Neben einem guten Zweck (ein Teil der Einnahmen über den freiwilligen Ticketkauf sollte Seawatch zukommen) gab es angeblich sogar einen Sponsor, über den sich Vance-Law bei jedem Griff zur Bierflasche lustig machte: "Warsteiner, it's... liquid!" oder "Warsteiner, for when you have run out of beer!"
Wenn man Vance-Laws eigenen Aussagen glauben kann, leidet er sehr unter der aktuellen Kontaktsperre und freute sich intensiv, auf der Bühne mit mehr Menschen zusammen zu sein als in den letzten Wochen addiert. Auf seinem Facebook-Profil kann man zumindest sehen, dass er im April auch bereits ein kleines Haus-Streamkonzert mit Isabel Ment gegeben hatte, die in seiner Band Keyboard spielte und heute auch die Vorband gewesen war - völlig vereinsamt ist er also wohl nicht.

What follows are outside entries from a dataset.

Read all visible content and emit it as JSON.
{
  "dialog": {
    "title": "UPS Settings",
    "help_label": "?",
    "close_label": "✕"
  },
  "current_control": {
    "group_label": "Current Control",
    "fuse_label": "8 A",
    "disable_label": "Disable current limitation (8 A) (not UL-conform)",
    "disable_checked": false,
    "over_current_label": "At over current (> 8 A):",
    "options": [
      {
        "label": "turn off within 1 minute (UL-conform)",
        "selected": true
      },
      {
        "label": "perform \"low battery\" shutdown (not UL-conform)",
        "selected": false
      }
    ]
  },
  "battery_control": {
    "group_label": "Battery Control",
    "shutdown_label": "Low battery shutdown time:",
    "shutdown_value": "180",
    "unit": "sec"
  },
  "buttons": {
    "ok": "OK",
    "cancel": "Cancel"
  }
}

Die Setliste setzte sich aus Songs aus seinem Debütalbum "Homotopia" zusammen, außerdem spielte er das neue, uns bereits bekannte Lied "Blissful Times" (vorgetragen allein mit Isabel) und die Coverversionen "Eisbär" und "My Old Man". Quasi dieselbe Setliste, die wir auch schon im Januar 2019 im Kölner Artheater gehört hatten, da allerdings mit Livepublikum, wie das damals noch gang und gäbe gewesen war... Für einige Songtitel dachte sich Vance-Law übrigens Lockdown-motivierte Alternativnamen aus.
Deutlich unterschiedlich war auch die Optik - damals mit Anzug und korrektem Haarschnitt, nun mit Jeans, T-Shirt und Monchichi-Frisur. Ob letztere den bis vor Kurzem geschlossenen Friseurläden geschuldet war, weiß ich natürlich nicht.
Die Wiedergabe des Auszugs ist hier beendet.